Song by the Who

from the album Tommy
- Released: 23 May 1969
- Length: 3:34
- Label: Polydor
- Songwriter: Pete Townshend
- Producer: Kit Lambert

= The Acid Queen =

1976 single by the Who

"The Acid Queen" is a song written by Pete Townshend and is the ninth song on the Who's rock opera album Tommy. Townshend also sings the lead vocal. The song tells the attempts of Tommy's parents to try to cure him. They leave him with an eccentric Romani, a self-proclaimed "Acid Queen", who feeds Tommy various hallucinogenic drugs and performs sexually in an attempt to free him from isolation.
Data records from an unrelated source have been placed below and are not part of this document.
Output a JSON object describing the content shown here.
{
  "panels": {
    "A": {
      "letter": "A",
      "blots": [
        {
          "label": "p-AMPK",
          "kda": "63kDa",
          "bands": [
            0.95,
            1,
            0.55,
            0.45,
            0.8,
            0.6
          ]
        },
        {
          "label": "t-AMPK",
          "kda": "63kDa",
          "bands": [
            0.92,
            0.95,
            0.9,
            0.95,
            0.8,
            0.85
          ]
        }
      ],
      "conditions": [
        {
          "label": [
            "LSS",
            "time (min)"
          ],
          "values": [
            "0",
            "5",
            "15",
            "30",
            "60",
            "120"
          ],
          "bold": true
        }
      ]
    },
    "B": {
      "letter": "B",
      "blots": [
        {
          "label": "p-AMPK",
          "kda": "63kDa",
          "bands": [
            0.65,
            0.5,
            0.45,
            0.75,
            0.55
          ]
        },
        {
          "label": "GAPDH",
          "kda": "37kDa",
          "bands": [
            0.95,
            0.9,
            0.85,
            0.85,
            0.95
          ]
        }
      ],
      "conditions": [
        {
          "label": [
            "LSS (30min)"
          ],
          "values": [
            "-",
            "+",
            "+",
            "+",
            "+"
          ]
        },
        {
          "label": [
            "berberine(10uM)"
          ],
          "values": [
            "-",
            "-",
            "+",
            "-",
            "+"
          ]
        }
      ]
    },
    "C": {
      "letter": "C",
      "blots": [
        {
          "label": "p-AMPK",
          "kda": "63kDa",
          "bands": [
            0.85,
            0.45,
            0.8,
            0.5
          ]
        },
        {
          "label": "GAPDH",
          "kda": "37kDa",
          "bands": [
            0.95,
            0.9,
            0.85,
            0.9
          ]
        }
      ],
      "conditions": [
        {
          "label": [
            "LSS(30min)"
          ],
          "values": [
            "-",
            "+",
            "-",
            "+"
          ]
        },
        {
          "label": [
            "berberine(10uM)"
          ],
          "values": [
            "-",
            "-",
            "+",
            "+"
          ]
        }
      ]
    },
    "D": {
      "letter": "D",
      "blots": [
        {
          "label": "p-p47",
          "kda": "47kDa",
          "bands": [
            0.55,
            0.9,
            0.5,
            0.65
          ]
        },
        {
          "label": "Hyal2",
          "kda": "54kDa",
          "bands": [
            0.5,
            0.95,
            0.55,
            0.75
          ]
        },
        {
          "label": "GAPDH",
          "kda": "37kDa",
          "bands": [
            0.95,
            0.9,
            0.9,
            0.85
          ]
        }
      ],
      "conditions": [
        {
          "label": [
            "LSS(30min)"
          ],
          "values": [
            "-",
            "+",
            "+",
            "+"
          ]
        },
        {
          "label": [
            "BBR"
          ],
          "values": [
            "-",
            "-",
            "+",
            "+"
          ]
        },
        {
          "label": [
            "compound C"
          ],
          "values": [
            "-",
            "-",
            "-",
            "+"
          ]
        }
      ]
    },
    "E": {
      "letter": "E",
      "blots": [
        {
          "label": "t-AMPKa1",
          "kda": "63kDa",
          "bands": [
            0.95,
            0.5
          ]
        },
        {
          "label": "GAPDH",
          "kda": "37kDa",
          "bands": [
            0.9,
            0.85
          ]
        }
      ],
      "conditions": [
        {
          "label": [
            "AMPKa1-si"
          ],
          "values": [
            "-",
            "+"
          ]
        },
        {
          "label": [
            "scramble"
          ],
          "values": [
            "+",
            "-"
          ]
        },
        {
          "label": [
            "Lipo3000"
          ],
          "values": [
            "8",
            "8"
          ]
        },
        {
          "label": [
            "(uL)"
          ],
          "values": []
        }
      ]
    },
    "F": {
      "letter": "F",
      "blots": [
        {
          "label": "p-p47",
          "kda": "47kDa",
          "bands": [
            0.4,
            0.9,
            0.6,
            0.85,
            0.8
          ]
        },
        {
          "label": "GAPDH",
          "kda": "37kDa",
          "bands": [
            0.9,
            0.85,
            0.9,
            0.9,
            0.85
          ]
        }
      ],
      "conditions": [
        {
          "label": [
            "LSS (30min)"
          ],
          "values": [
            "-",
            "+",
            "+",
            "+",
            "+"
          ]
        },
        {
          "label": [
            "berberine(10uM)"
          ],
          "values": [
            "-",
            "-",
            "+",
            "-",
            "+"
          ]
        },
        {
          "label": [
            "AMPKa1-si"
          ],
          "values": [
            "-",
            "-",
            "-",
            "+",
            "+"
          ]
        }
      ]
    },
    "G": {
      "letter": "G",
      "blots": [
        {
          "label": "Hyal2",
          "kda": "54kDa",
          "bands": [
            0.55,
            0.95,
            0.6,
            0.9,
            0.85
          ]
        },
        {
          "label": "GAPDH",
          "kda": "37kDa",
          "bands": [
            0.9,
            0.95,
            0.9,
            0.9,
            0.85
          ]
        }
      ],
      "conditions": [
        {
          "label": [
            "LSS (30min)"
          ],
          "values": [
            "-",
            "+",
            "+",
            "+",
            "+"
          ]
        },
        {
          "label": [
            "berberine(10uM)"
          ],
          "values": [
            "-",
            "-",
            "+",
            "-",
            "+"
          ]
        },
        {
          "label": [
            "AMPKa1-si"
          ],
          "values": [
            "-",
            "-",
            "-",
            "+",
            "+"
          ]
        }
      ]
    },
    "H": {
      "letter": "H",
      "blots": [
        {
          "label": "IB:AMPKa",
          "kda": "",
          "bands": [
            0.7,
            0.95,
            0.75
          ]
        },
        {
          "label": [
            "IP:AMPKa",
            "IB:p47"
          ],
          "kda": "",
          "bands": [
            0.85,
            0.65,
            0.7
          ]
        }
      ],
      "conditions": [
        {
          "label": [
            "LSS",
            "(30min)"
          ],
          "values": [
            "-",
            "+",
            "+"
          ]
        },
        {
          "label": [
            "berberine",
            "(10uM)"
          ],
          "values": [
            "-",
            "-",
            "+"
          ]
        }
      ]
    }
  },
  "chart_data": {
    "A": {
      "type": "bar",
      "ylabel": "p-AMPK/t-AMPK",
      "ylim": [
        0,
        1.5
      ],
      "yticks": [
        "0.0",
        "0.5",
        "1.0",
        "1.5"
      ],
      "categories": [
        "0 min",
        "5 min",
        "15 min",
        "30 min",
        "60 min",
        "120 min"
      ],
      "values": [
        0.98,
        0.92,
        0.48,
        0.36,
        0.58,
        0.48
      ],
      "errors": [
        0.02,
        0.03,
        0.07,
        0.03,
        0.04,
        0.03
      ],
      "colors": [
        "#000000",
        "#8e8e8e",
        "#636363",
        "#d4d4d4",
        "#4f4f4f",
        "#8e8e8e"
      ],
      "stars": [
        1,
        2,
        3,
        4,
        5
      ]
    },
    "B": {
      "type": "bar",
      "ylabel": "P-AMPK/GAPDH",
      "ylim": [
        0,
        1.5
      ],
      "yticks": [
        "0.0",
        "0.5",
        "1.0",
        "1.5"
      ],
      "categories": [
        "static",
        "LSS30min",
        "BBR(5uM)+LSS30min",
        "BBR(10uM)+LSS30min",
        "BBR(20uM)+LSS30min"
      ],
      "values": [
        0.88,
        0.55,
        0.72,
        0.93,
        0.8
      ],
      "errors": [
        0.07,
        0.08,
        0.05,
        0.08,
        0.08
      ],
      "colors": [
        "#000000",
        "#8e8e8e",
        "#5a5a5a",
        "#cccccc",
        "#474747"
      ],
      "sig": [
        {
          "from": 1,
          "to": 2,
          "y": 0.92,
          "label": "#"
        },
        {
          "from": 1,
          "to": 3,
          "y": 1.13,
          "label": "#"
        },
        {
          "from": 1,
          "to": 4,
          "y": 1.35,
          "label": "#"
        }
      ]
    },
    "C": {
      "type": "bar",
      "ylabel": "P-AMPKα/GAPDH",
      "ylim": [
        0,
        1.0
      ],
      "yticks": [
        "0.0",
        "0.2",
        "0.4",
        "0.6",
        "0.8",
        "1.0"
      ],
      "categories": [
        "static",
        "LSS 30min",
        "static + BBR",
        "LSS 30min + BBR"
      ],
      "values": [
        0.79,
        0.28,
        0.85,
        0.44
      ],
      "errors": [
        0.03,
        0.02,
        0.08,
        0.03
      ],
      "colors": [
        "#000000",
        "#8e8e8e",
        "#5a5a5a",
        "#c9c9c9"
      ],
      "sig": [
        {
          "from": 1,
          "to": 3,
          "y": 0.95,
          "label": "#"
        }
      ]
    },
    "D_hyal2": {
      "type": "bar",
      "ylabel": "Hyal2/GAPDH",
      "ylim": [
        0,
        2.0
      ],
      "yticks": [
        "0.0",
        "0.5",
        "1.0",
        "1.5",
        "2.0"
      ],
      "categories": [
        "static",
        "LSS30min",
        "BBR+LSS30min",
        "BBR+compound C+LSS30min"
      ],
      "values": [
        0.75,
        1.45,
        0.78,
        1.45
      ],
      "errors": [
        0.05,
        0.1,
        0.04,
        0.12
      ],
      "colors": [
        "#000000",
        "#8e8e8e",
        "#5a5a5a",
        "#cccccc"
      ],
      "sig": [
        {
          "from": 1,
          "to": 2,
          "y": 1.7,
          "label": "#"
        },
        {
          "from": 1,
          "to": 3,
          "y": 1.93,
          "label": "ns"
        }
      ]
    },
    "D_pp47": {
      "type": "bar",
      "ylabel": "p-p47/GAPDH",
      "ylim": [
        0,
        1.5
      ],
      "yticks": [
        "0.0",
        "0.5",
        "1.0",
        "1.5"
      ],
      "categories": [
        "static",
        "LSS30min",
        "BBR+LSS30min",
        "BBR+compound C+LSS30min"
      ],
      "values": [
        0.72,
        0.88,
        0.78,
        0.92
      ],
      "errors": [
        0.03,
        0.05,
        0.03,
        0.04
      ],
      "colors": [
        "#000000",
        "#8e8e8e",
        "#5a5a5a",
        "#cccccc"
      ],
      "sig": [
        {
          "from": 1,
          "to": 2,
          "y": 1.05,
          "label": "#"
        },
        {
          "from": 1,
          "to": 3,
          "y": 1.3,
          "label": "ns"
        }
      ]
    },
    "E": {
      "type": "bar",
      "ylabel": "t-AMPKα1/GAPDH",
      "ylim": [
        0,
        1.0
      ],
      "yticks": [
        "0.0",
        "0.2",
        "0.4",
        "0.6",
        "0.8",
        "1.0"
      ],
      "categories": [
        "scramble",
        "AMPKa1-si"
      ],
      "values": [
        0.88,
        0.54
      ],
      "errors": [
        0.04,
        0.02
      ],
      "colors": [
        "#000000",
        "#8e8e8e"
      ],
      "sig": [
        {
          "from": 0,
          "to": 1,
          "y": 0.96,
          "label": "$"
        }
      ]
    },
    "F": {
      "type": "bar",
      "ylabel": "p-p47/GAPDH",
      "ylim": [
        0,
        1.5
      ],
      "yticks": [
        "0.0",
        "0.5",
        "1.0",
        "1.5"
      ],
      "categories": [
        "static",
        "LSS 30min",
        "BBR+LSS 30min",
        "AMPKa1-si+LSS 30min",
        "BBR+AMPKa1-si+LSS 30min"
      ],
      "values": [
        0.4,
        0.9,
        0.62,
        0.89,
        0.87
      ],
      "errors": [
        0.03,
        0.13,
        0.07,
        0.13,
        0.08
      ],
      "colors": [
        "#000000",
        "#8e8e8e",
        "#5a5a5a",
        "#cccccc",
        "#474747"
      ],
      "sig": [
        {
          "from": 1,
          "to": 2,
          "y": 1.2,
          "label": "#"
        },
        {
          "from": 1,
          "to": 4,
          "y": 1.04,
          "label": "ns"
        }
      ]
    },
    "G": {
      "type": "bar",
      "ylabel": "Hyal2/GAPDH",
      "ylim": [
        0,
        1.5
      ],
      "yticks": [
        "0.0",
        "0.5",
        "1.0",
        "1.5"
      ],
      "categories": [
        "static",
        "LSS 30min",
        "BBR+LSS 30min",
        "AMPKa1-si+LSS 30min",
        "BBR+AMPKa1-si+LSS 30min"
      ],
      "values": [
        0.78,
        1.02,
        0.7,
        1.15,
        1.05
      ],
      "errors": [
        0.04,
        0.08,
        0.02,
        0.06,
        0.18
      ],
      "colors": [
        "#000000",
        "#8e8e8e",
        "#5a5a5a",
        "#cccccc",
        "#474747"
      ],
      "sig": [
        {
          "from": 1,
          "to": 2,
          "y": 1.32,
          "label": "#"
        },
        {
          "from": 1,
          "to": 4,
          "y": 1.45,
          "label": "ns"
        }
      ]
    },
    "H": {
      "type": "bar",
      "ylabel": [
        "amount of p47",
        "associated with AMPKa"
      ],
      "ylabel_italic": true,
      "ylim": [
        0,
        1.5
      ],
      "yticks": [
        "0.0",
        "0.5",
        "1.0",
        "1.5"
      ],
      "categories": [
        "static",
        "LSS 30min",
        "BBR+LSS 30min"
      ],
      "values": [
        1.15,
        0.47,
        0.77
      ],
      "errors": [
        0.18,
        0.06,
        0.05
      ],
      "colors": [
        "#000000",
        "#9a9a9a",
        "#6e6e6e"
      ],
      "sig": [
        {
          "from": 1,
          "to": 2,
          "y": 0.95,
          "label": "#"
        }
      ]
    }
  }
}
Several notable singers have performed the song including Merry Clayton, Patti LaBelle, Bette Midler and Tina Turner.

==Background==
"The Acid Queen" is often grouped with the album's next track, "Underture", a lengthy instrumental which deals with Tommy's hallucinations and his experience with acid. The one cover song on Tommy, "Eyesight to the Blind", may have been included to introduce the character of the acid queen. Tommy's parents take Tommy to the Acid Queen to see if her "lascivious attentions" can cure Tommy of his ills. However, she is unsuccessful in awakening him.

Pete Townshend used Tommy's blindness to represent our "...blindness to reality". The Acid Queen symbolized mindless self-indulgence, and attempted to use drugs to cure Tommy's ailments: deafness, muteness and blindness." Townshend has also said that "The song's not just about acid: it's the whole drug thing, the drink thing, the sex thing wrapped into one big ball. It's about how you get it laid on you that if you haven't fucked forty birds, taken sixty trips, drunk fourteen pints or whatever...society – people – force it on you. She represents this force."

Who biographer John Atkins describes the song as "a distinctive and fully matured song in which Pete's vocals give a fine sense of urgency, suggesting that a sexual as well as drug initiation is being offered by the character. Chris Charlesworth calls it "one of the best songs on Tommy".

==Personnel==
The Who
- Pete Townshend – lead vocals, acoustic guitar, electric guitar, electric piano
- John Entwistle – bass guitar
- Keith Moon – drums

==Tina Turner version==

"Acid Queen" is the third single released from the Tina Turner album of the same name, following "Baby, Get It On" and "Whole Lotta Love". The single was released in the UK in January 1976. The record was produced by Denny Diante and Spencer Proffer. "Acid Queen" was Turner's last single before her departure from the Ike & Tina Turner Revue in 1976.

A different recording of the song is also included on the soundtrack album to the 1975 film Tommy in which Turner stars as the Acid Queen. The original soundtrack version of the song has been featured in the Tina Turner compilation albums The Collected Recordings - Sixties to Nineties (1994), Tina! (2008) and The Platinum Collection (2009). It has also been included in some Ike & Tina Turner compilations, including Proud Mary: The Best of Ike & Tina Turner (1991).

The song was also featured on Turner's 50th Anniversary Tour in 2008 with added elements of "Won't Get Fooled Again" and was included on the DVD of the live album Tina Live.

===Track listing===
1. "Acid Queen" – 3:01
2. "Let's Spend the Night Together" – 2:58

===Official versions===
- Original soundtrack version – 3:50
- Album version – 3:01

==References in other media==
Bob Dylan's song "Murder Most Foul"—released in March 2020, but recorded at an unknown, earlier date—references both "The Acid Queen" and "Tommy Can You Hear Me?"